You do not need to change the Windows registry key on each agent PC one by one. CustomStateURL can be specified from SfB client policy as well. Use the Set-CsClientPolicy
cmdlet in the Skype for Business Server Management Shell.
Network Shares Configured
CE is using a shared folder for playing back recorded audio files via the CE portal, and also to store exported contact lists regardless of which servers of a HA pair are active. While these functions work just fine in a non-HA environment even if these shares are not configured, it is essential to set them up for HA:
Add-CEContactManagementShare
Add-CEMediaReplayShare
For more information on these and other CE PowerShell cmdlets please read the PowerShell Commands article.
Recorded Conversations Stored Outside of CE
Media files should be stored on external (network) drives. CE recording rules should be configured accordingly.

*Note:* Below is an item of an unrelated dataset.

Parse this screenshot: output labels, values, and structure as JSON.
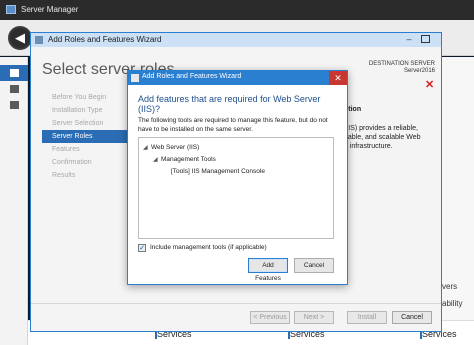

The following article contains information on how to setup external file shares: CE Recording
Each URL must be set in Agent Policy
The script capability and lookup / customer history functions use web based data served by a web server on the CE Core hosts. If these features are active and in use, then the URL of these should be set in the agent policies.
Each URL is a template. You do not need to change these templates; you just need to check the checkbox in the Set column. These URL templates guarantee that tasks and histories are always downloaded through the active CE application server.